Now why I took this plunge of going the unconventional way was the concern about my own health and the bigger picture- the environment. It is a fact that our skin near the vagina is permeable and everything that comes in contact with it just goes into the bloodstreams spreading it in the entire body. And the toxic chemicals they use in manufacturing pads like dioxins, synthetic fibres and petro chemical additives. And now that they sell nice-smelling pads which are induced with smell neutralizers and fragrances make it even worst. The pad now blocks the air flow, lock in heat and wetness and produces yeast and bacteria in your vagina! This can cause ovarian cancer and heart diseases.
Coming on the environmental aspect, pads are the worst and most impactful as they have plastic used in making it and we all know that it takes gazillion year to decompose plastic.
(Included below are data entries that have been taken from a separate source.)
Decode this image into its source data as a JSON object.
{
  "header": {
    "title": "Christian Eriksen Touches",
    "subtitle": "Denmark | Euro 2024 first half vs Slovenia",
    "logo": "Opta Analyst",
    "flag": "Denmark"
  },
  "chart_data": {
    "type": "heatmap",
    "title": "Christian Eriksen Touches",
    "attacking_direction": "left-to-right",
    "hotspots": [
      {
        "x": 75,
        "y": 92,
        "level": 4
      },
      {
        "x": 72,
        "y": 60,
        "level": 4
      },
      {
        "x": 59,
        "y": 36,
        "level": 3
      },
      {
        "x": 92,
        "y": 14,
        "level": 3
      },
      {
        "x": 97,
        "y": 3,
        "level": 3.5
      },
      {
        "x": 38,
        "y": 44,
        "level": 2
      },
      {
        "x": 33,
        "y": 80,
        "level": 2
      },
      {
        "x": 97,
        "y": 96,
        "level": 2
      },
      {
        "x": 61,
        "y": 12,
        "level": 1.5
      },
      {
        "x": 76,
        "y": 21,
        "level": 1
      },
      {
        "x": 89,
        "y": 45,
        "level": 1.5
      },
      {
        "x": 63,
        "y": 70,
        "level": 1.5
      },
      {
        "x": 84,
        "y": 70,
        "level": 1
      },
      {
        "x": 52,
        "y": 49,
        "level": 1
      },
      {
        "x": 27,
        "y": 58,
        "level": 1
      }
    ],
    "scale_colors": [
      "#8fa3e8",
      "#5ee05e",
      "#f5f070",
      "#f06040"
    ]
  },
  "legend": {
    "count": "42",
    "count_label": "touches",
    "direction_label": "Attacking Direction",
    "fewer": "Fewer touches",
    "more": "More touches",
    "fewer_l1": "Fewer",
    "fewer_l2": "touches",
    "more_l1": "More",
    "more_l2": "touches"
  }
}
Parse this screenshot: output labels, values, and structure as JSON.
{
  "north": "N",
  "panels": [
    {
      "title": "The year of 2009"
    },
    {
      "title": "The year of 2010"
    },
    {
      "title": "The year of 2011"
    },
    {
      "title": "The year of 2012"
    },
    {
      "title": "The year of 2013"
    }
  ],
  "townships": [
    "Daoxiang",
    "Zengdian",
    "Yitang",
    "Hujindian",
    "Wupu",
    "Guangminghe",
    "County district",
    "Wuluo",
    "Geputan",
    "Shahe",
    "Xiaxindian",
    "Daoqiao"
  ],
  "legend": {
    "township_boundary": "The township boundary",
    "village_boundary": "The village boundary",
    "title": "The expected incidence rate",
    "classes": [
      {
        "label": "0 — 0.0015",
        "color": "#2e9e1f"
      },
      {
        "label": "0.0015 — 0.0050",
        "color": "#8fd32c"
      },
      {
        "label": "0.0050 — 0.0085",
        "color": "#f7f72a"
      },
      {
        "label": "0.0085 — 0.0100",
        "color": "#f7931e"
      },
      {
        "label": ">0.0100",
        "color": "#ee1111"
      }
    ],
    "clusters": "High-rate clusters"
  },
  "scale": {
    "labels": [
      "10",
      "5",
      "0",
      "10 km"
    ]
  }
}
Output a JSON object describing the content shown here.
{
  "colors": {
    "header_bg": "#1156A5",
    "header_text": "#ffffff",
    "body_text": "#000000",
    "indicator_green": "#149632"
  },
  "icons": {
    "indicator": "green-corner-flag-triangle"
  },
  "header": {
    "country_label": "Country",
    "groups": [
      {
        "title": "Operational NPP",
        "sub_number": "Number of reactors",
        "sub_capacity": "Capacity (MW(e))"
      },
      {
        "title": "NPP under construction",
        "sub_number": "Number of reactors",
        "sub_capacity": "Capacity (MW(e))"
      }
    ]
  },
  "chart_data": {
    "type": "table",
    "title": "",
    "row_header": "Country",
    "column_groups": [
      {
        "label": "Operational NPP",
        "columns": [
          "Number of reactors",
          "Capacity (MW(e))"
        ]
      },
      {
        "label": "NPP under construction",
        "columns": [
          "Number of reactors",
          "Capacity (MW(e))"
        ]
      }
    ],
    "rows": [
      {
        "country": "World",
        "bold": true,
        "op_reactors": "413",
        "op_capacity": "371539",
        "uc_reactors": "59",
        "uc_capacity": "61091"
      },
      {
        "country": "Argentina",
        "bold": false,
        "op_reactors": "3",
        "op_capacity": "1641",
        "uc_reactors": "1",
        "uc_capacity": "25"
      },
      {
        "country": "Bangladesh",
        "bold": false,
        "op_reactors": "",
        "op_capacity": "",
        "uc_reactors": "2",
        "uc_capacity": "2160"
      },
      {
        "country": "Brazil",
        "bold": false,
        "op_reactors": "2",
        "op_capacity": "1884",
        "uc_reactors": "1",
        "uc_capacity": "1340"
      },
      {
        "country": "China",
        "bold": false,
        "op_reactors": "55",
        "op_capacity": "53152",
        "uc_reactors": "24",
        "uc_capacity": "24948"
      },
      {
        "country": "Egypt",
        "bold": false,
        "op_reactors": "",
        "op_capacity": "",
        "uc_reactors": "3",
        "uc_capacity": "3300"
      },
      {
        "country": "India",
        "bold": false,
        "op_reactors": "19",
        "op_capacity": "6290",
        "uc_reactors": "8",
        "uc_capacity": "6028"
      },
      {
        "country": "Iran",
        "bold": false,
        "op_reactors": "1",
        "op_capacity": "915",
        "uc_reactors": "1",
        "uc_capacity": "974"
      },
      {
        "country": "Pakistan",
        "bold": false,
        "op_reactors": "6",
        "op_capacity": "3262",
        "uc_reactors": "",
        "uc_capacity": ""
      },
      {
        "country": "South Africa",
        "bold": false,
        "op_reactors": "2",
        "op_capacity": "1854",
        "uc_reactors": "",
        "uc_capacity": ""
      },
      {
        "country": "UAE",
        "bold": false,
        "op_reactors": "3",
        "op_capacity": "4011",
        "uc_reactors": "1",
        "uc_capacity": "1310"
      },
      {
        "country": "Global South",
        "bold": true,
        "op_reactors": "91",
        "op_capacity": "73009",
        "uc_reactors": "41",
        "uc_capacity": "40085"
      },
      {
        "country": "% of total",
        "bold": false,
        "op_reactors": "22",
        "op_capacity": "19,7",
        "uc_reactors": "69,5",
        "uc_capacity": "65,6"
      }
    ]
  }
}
However, tampons are slightly better since it’s mostly cotton. But the cotton fiber used in the production of tampons contributes 80% of their total impact. One tampon takes about six months to decompose and considering that a study revealed that a woman uses anywhere between 8,000 to 17,000 tampons in her lifetime depending on her cycle it will take a long time to decompose for everyone.
Now coming to menstrual cup, it is sterlizable, so one just needs to keep it in boiling water for five minutes to free it off any bacteria. Then the company claims that one cup can be used for as long as 10 years which means that no throwing of waste every month and no feeling guilty about destroying your own body and the environment. Every step counts.
While first world countries have been benefiting from Menstrual cups since 1987 when it came the first time around there, India is still kind of getting the hang of it. Reasons can be cultural stigma surrounding menstruation, fear of trying something revolutionary for periods, so on and so forth. However, now that I have listed down so many advantages of it, all you Indian women and girls must give it a try. Thank me later! 🙂
Lastly, the cup I used is made by a company called Vijay Cup. It is founded by Yashika Khater who hails from Jaipur. Yashika is the trailblazer who has been promoting the use the menstrual cup since two three years now and it is only now that she has come up with her own cup. The unique thing about the cup made by her is that it is foldable which makes it easier to keep and carry around.